Saturday's big victory in Arkansas ensured Thorpedo Anna a place in the starting gate on the first Friday in May. As the nation’s richest prep for the Kentucky Oaks, the Fantasy rewarded 100 qualifying points to the impressive winner.
Breaking from the outside post in the field of 10 Kentucky Oaks hopefuls, the daughter of Fast Anna made it look easy. She broke sharply under her regular rider Brian J. Hernandez Jr. and angled smoothly toward the inside so as not to be hung out wide on the first turn.
Comfortably stalking on the outside in third down the backstretch, the dark bay filly always looked like a winner as she moved to engage the leaders on the far turn with very little encouragement from her pilot. Turning for home, she quickly powered clear and coasted down the lane an easy-as-she-pleased four-length winner of the $750,000 affair.
McPeek has become well known for selecting inexpensive fillies at the sales and developing them into major winners. The best example is Swiss Skydiver, whom the trainer picked out for $35,000 as a yearling. A few years later, she retired a Preakness winner, with better than $2.2 million in the bank.
In similar fashion, Thorpedo Anna was purchased by McPeek for $40,000 at the 2022 Fasig-Tipton Kentucky fall yearling sale.

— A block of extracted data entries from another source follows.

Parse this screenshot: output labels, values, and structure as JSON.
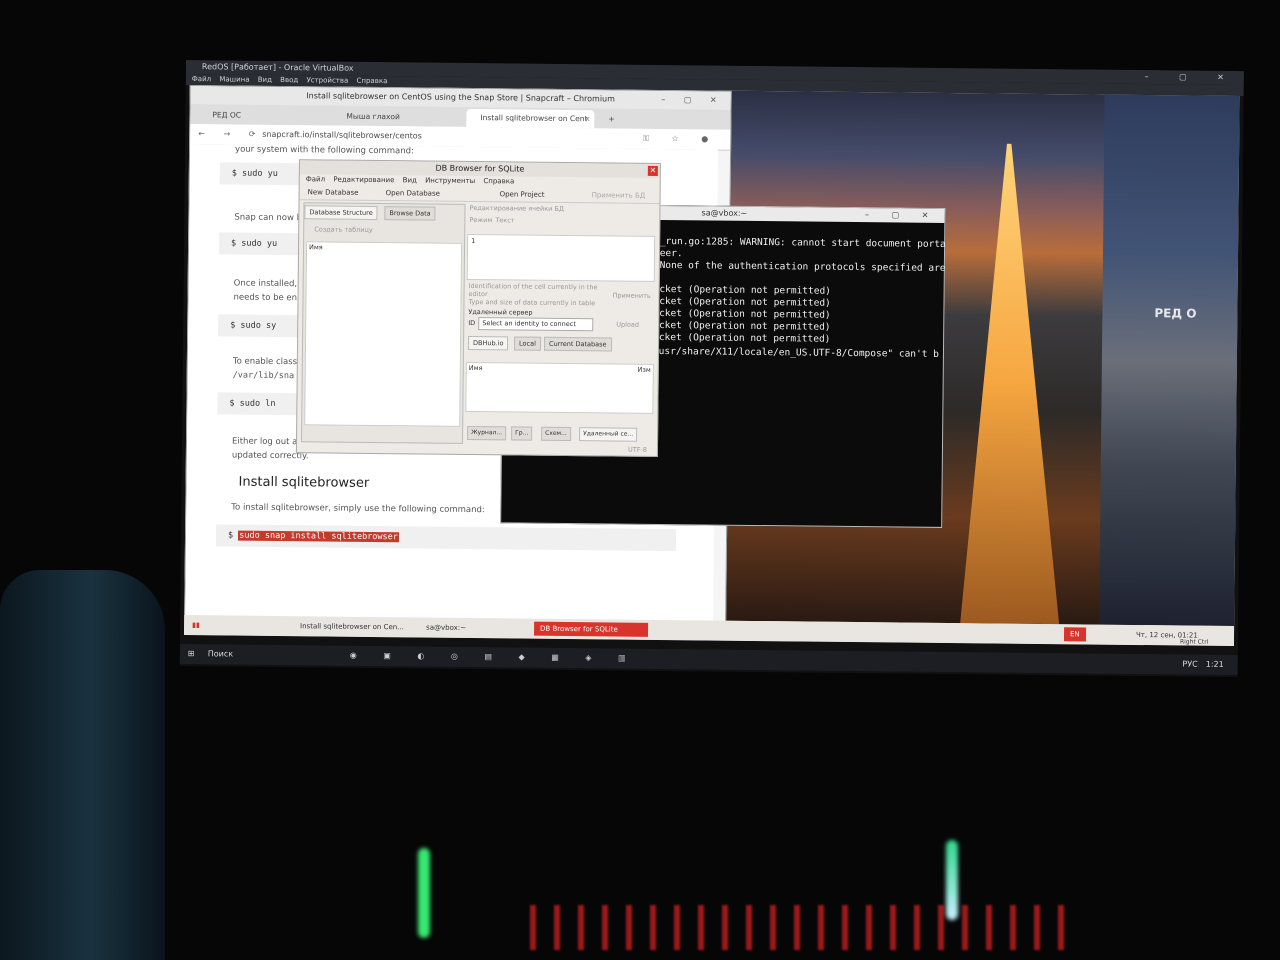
{
  "vbox": {
    "title": "RedOS [Работает] - Oracle VirtualBox",
    "controls": "– ▢ ✕",
    "menu": [
      "Файл",
      "Машина",
      "Вид",
      "Ввод",
      "Устройства",
      "Справка"
    ]
  },
  "chrome": {
    "title": "Install sqlitebrowser on CentOS using the Snap Store | Snapcraft – Chromium",
    "controls": "– ▢ ✕",
    "tabs": [
      {
        "label": "РЕД ОС"
      },
      {
        "label": "Мыша глахой"
      },
      {
        "label": "Install sqlitebrowser on Cent"
      }
    ],
    "new_tab": "+",
    "nav": "← → ⟳",
    "url": "snapcraft.io/install/sqlitebrowser/centos",
    "url_icons": "⚿ ☆ ●",
    "page": {
      "line0": "your system with the following command:",
      "cmd1": "$ sudo yu",
      "line1": "Snap can now b",
      "cmd2": "$ sudo yu",
      "line2a": "Once installed,",
      "line2b": "needs to be en",
      "cmd3": "$ sudo sy",
      "line3a": "To enable class",
      "line3b": "/var/lib/sna",
      "cmd4": "$ sudo ln",
      "line4a": "Either log out a",
      "line4b": "updated correctly.",
      "install_heading": "Install sqlitebrowser",
      "install_text": "To install sqlitebrowser, simply use the following command:",
      "install_prompt": "$",
      "install_cmd": "sudo snap install sqlitebrowser"
    }
  },
  "terminal": {
    "title": "sa@vbox:~",
    "controls": "– ▢ ✕",
    "lines": [
      "d_run.go:1285: WARNING: cannot start document porta",
      "peer.",
      " None of the authentication protocols specified are",
      "",
      "ocket (Operation not permitted)",
      "ocket (Operation not permitted)",
      "ocket (Operation not permitted)",
      "ocket (Operation not permitted)",
      "ocket (Operation not permitted)",
      "/usr/share/X11/locale/en_US.UTF-8/Compose\" can't b"
    ]
  },
  "dbbrowser": {
    "title": "DB Browser for SQLite",
    "close": "✕",
    "menu": [
      "Файл",
      "Редактирование",
      "Вид",
      "Инструменты",
      "Справка"
    ],
    "toolbar": {
      "new_db": "New Database",
      "open_db": "Open Database",
      "open_project": "Open Project",
      "apply": "Применить БД"
    },
    "tabs": [
      "Database Structure",
      "Browse Data"
    ],
    "create_table": "Создать таблицу",
    "tree_header": "Имя",
    "edit_cell_title": "Редактирование ячейки БД",
    "mode_label": "Режим",
    "mode_value": "Текст",
    "cell_value": "1",
    "cell_info1": "Identification of the cell currently in the editor",
    "cell_info2": "Type and size of data currently in table",
    "apply_btn": "Применить",
    "remote_title": "Удаленный сервер",
    "identity_label": "ID",
    "identity_value": "Select an identity to connect",
    "upload_btn": "Upload",
    "remote_tabs": [
      "DBHub.io",
      "Local",
      "Current Database"
    ],
    "remote_col_name": "Имя",
    "remote_col_changed": "Изм",
    "bottom_tabs": [
      "Журнал...",
      "Гр...",
      "Схем...",
      "Удаленный се..."
    ],
    "encoding": "UTF-8"
  },
  "guest_taskbar": {
    "items": [
      "Install sqlitebrowser on Cen...",
      "sa@vbox:~",
      "DB Browser for SQLite"
    ],
    "lang": "EN",
    "clock": "Чт, 12 сен, 01:21",
    "host_key": "Right Ctrl"
  },
  "host_taskbar": {
    "search": "Поиск",
    "lang": "РУС",
    "time": "1:21"
  },
  "wallpaper": {
    "logo": "РЕД О"
  },
  "colors": {
    "accent": "#d9342b",
    "terminal_bg": "#0b0b0b"
  }
}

Owned in partnership by Brookdale Racing, Mark Edwards, Judy Hicks and Sherri McPeek's Magdalena Racing, the filly out of the Uncle Mo mare Sataves made a splash as soon as she made it to the races.

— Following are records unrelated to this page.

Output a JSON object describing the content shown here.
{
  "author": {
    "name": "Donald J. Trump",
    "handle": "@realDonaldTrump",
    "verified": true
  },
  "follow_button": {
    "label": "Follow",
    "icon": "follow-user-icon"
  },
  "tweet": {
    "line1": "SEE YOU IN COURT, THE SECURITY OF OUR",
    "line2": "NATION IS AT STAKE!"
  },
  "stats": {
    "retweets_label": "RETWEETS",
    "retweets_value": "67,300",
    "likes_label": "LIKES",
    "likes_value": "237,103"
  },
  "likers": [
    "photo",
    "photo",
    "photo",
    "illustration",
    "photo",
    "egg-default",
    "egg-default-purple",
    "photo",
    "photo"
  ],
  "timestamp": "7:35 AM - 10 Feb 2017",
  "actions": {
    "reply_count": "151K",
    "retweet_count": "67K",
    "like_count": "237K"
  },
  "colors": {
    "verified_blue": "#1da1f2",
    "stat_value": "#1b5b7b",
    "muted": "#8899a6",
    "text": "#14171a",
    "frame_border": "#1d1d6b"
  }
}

That career debut came Oct. 26 at Keeneland, where she faced a field of fillies who sold for $50,000 or less. Sent off at odds of 4-1, she came from off the pace to storm by her competition, winning the seven-furlong affair by 8 1/2-lengths.
Next came a one-mile allowance race 15 days later at Churchill Downs, and this time the word was out. Pounded down to 2-5 favoritism, Thorpedo Anna responded in kind and ran off to win that race by nine lengths.

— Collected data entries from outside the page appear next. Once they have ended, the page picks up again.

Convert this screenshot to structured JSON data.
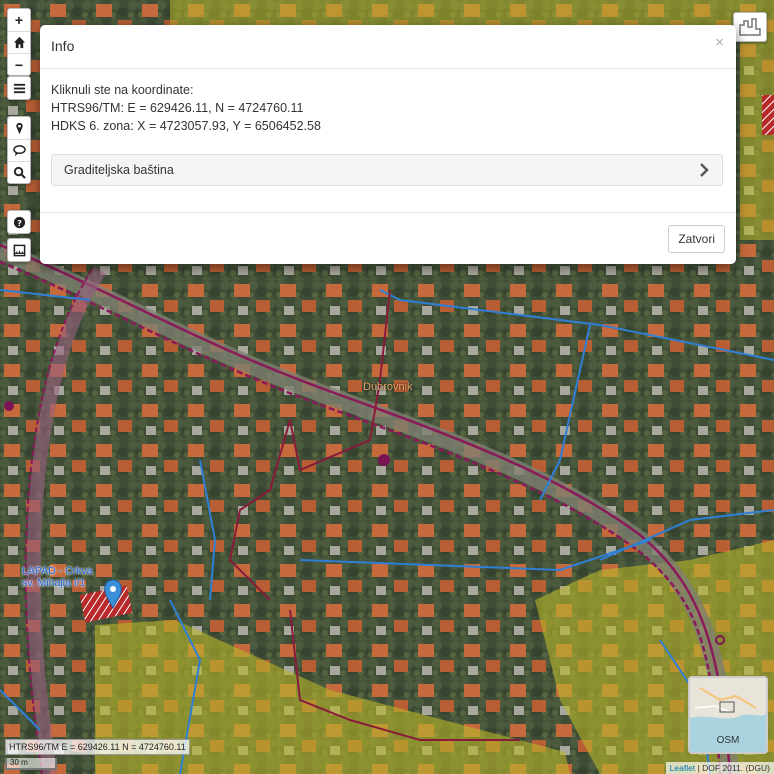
{
  "map": {
    "city_label": "Dubrovnik",
    "poi_label_line1": "LAPAD - Crkva",
    "poi_label_line2": "sv. Mihajla I/1",
    "coord_readout": "HTRS96/TM E = 629426.11 N = 4724760.11",
    "scale_label": "30 m",
    "minimap_label": "OSM",
    "attribution_link": "Leaflet",
    "attribution_text": " | DOF 2011. (DGU)"
  },
  "toolbar": {
    "zoom_in": "+",
    "zoom_out": "−",
    "icons": [
      "home-icon",
      "menu-icon",
      "marker-icon",
      "comment-icon",
      "search-icon",
      "help-icon",
      "measure-icon"
    ]
  },
  "modal": {
    "title": "Info",
    "close_glyph": "×",
    "intro": "Kliknuli ste na koordinate:",
    "htrs_line": "HTRS96/TM: E = 629426.11, N = 4724760.11",
    "hdks_line": "HDKS 6. zona: X = 4723057.93, Y = 6506452.58",
    "accordion_label": "Graditeljska baština",
    "close_button": "Zatvori"
  },
  "colors": {
    "aerial_dark": "#3d4a35",
    "roof": "#c96a3c",
    "road_outline": "#8a1a5a",
    "water_line": "#2f7fd6",
    "heritage_zone": "#b9b82a",
    "poi_marker": "#3a8fd8"
  }
}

Striking while the iron was hot, only 15 more days passed before her next start. Back under the famed twin spires of Churchill Downs once again, she was made a heavy favorite for her two-turn and graded-stakes debut.
That late-November afternoon turned out to be her only career defeat to date, however, as she lacked her normal turn of foot and had to settle for second-place money in the Golden Rod (G2).
Coming out of the defeat with a minor hip problem, she was put on the shelf for a rest. Resuming morning works at Fair Grounds this season, it’s evident McPeek had her ready for her triumphant reappearance at Oaklawn Park on Saturday.
At this point, the Kentucky Oaks looks like a relatively wide-open race. Tarifa, who has won two straight stakes races at Fair Grounds for trainer Brad Cox, could be the favorite, but others might have something to say about who the filly to beat will be.
Thorpedo Anna has to be high on that list. It is no easy task to win the filly classic with the benefit of only one prep race, but no sophomore filly has impressed me more on this year’s trail than she did on Saturday.
After just over four months away, Thorpedo Anna came back with a big performance, and she did it with confident ease. Now it will be up to McPeek to see whether she can run back to that performance on May 3, or maybe even take another step forward. If she does, look out.